King to report to legislators on January 6: DPP lawmaker
By Joseph Yeh , The China PostTAIPEI, Taiwan -- The Legislature's Foreign and National Defense Committee agreed to rearrange the scheduled report of King Pu-tsung (金溥聰), the nations top envoy to the U.S., to Jan. 6, 2014, the committee's convener said yesterday.
December 21, 2013, 12:07 am TWN
Chiu Yi-ying (邱議瑩) of the Democratic Progressive Party (DPP) said the DPP and the ruling Kuomintang (KMT) reached the agreement yesterday morning.
Asked to comment, the Ministry of Foreign Affairs (MOFA) confirmed yesterday that King is willing to return to Taipei to field questions at the Legislature on Jan. 6.

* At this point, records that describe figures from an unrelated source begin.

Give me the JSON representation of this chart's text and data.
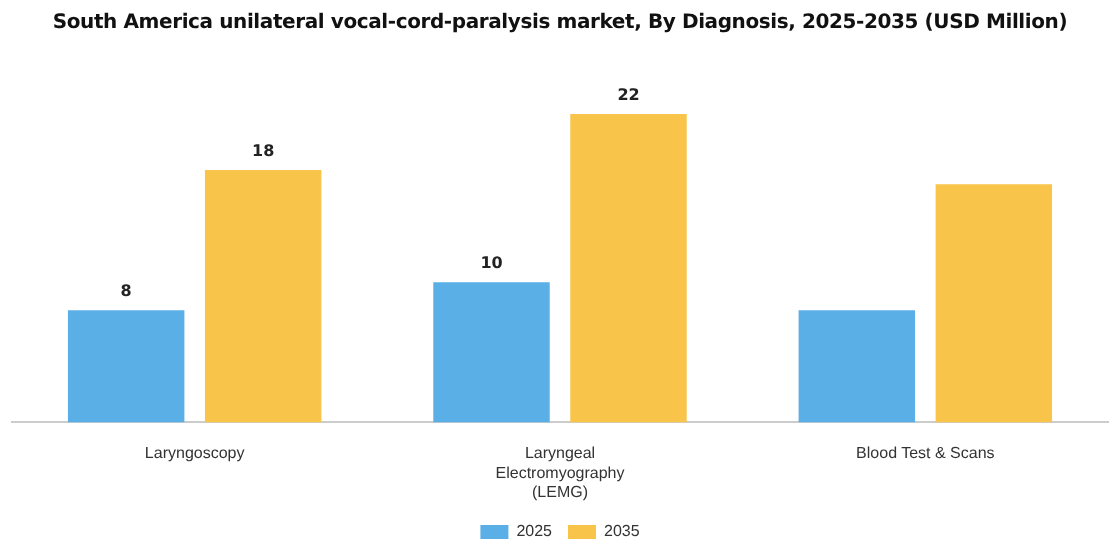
{
  "chart_data": {
    "type": "bar",
    "title": "South America unilateral vocal-cord-paralysis market, By Diagnosis, 2025-2035 (USD Million)",
    "categories": [
      "Laryngoscopy",
      "Laryngeal Electromyography (LEMG)",
      "Blood Test & Scans"
    ],
    "series": [
      {
        "name": "2025",
        "color": "#5aafe6",
        "values": [
          8,
          10,
          8
        ],
        "value_labels": [
          "8",
          "10",
          null
        ]
      },
      {
        "name": "2035",
        "color": "#f9c44a",
        "values": [
          18,
          22,
          17
        ],
        "value_labels": [
          "18",
          "22",
          null
        ]
      }
    ],
    "legend": "bottom",
    "grid": false,
    "tick_labels": "x"
  }
}
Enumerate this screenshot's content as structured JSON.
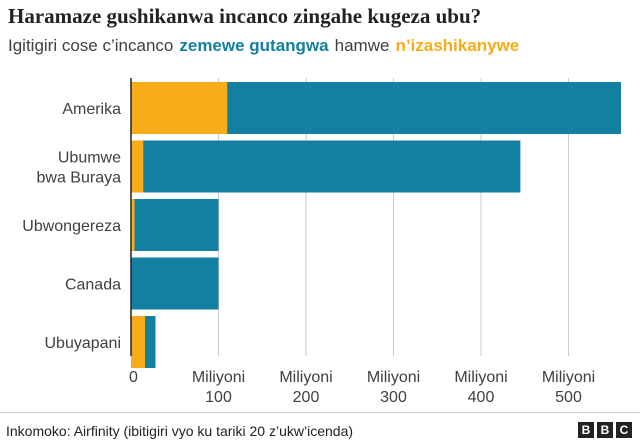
{
  "header": {
    "title": "Haramaze gushikanwa incanco zingahe kugeza ubu?",
    "subtitle_prefix": "Igitigiri cose c’incanco",
    "legend_series_a": "zemewe gutangwa",
    "subtitle_join": "hamwe",
    "legend_series_b": "n’izashikanywe"
  },
  "colors": {
    "series_a": "#1380A1",
    "series_b": "#FAAB18",
    "grid": "#cccccc",
    "axis": "#222222",
    "text": "#404040"
  },
  "chart_data": {
    "type": "bar",
    "orientation": "horizontal",
    "stacked": false,
    "categories": [
      [
        "Amerika"
      ],
      [
        "Ubumwe",
        "bwa Buraya"
      ],
      [
        "Ubwongereza"
      ],
      [
        "Canada"
      ],
      [
        "Ubuyapani"
      ]
    ],
    "series": [
      {
        "name": "zemewe gutangwa",
        "color": "#1380A1",
        "values": [
          560,
          445,
          100,
          100,
          28
        ]
      },
      {
        "name": "n’izashikanywe",
        "color": "#FAAB18",
        "values": [
          110,
          14,
          4,
          0,
          16
        ]
      }
    ],
    "xlim": [
      0,
      560
    ],
    "xticks": [
      {
        "value": 0,
        "lines": [
          "0"
        ]
      },
      {
        "value": 100,
        "lines": [
          "Miliyoni",
          "100"
        ]
      },
      {
        "value": 200,
        "lines": [
          "Miliyoni",
          "200"
        ]
      },
      {
        "value": 300,
        "lines": [
          "Miliyoni",
          "300"
        ]
      },
      {
        "value": 400,
        "lines": [
          "Miliyoni",
          "400"
        ]
      },
      {
        "value": 500,
        "lines": [
          "Miliyoni",
          "500"
        ]
      }
    ],
    "grid": true,
    "legend": "inline-subtitle"
  },
  "footer": {
    "source": "Inkomoko: Airfinity (ibitigiri vyo ku tariki 20 z’ukw’icenda)",
    "logo_letters": [
      "B",
      "B",
      "C"
    ]
  }
}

The committee originally asked the envoy to report on Taiwan-U.S. relations and field questions at the Legislature next Monday.
However, King rejected the proposal. MOFA said that King was unable to return to Taiwan as requested by lawmakers next Monday because of his “tight schedule.”
MOFA spokeswoman Anna Kao (高安) said Thursday that King just returned to Washington on Dec. 17 following a brief trip to Taipei last week.
She added that the envoy has many important Taiwan-U.S. projects that he needs to deal with as well as other important public duties in Washington that prevent him from coming back to Taiwan soon.
The decision has elicited protest from Chiu, who accused the envoy of contempt of the Legislature.
The lawmaker threatened that the DPP legislative caucus will launch “responsive measures,” including freezing MOFA's budget, if King does not show up at the Legislative Yuan next Monday.
MOFA said yesterday that King meant no disrespect to Chiu and the legislators. The envoy was simply hoping to find a mutually acceptable schedule to come back to report to lawmakers, MOFA said.